1位 社長を挽肉製造マシーンで食品加工!
 人間まるごと放り込めるような巨大挽肉製造機が本当にあるのかどうか知りませんが、これは見た目にインパクト大! 上から放り込まれた社長が挽肉になって、下からウニウニと排出されるところまで映す悪趣味ぶりに僕は心惹かれてしまうんだ! なんというエグさなんだッ!……でもまあ、中国あたりだったら本当にこんなことしてそうですよね。

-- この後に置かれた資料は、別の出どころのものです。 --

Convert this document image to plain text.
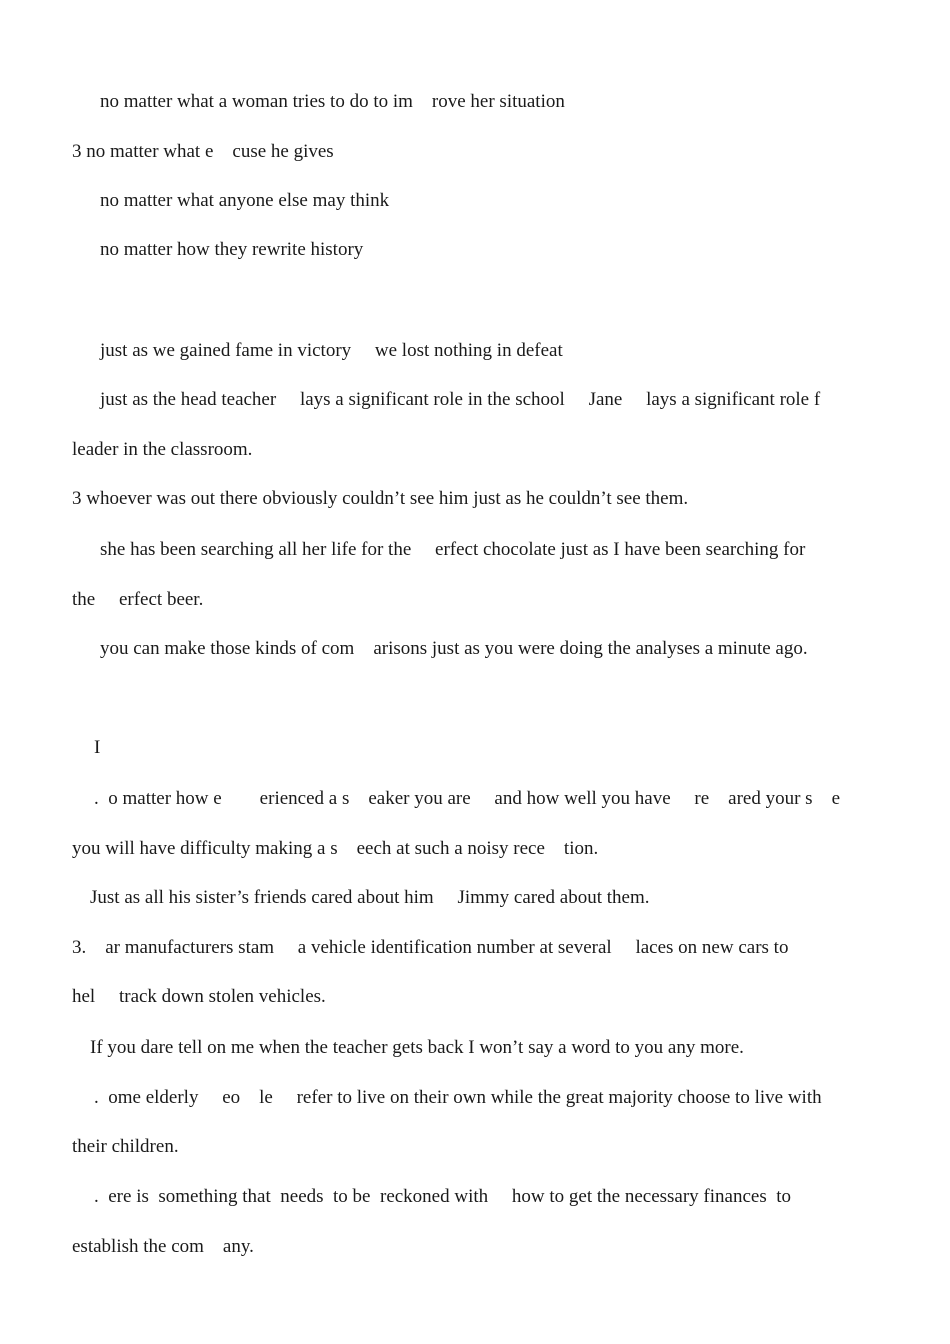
no matter what a woman tries to do to im    rove her situation
3 no matter what e    cuse he gives
no matter what anyone else may think
no matter how they rewrite history
just as we gained fame in victory     we lost nothing in defeat
just as the head teacher     lays a significant role in the school     Jane     lays a significant role f
leader in the classroom.
3 whoever was out there obviously couldn’t see him just as he couldn’t see them.
she has been searching all her life for the     erfect chocolate just as I have been searching for
the     erfect beer.
you can make those kinds of com    arisons just as you were doing the analyses a minute ago.
I
.  o matter how e        erienced a s    eaker you are     and how well you have     re    ared your s    e
you will have difficulty making a s    eech at such a noisy rece    tion.
Just as all his sister’s friends cared about him     Jimmy cared about them.
3.    ar manufacturers stam     a vehicle identification number at several     laces on new cars to
hel     track down stolen vehicles.
If you dare tell on me when the teacher gets back I won’t say a word to you any more.
.  ome elderly     eo    le     refer to live on their own while the great majority choose to live with
their children.
.  ere is  something that  needs  to be  reckoned with     how to get the necessary finances  to
establish the com    any.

牛よりも人命のほうがコスト低そうだし。

(おまけ)次点 主人公の戦友を襲うNYのチンピラ!
 NYのチンピラ連が主人公の友だちであるマイケルさんをフルボッコして全身麻痺のミリオンダラーベイビー状態にしてしまうシーンがあるのですが、その時にチンピラがグヘヘーなどと笑いながらマイケルさんの脊髄に深々と突き刺した凶器はなんと熊手。……熊手!? ニューヨーカーに果たして熊手なるアイテムは必要なのか!? マンハッタン島の入り江あたりで潮干狩りをしているとでもいうのかニューヨーカー!?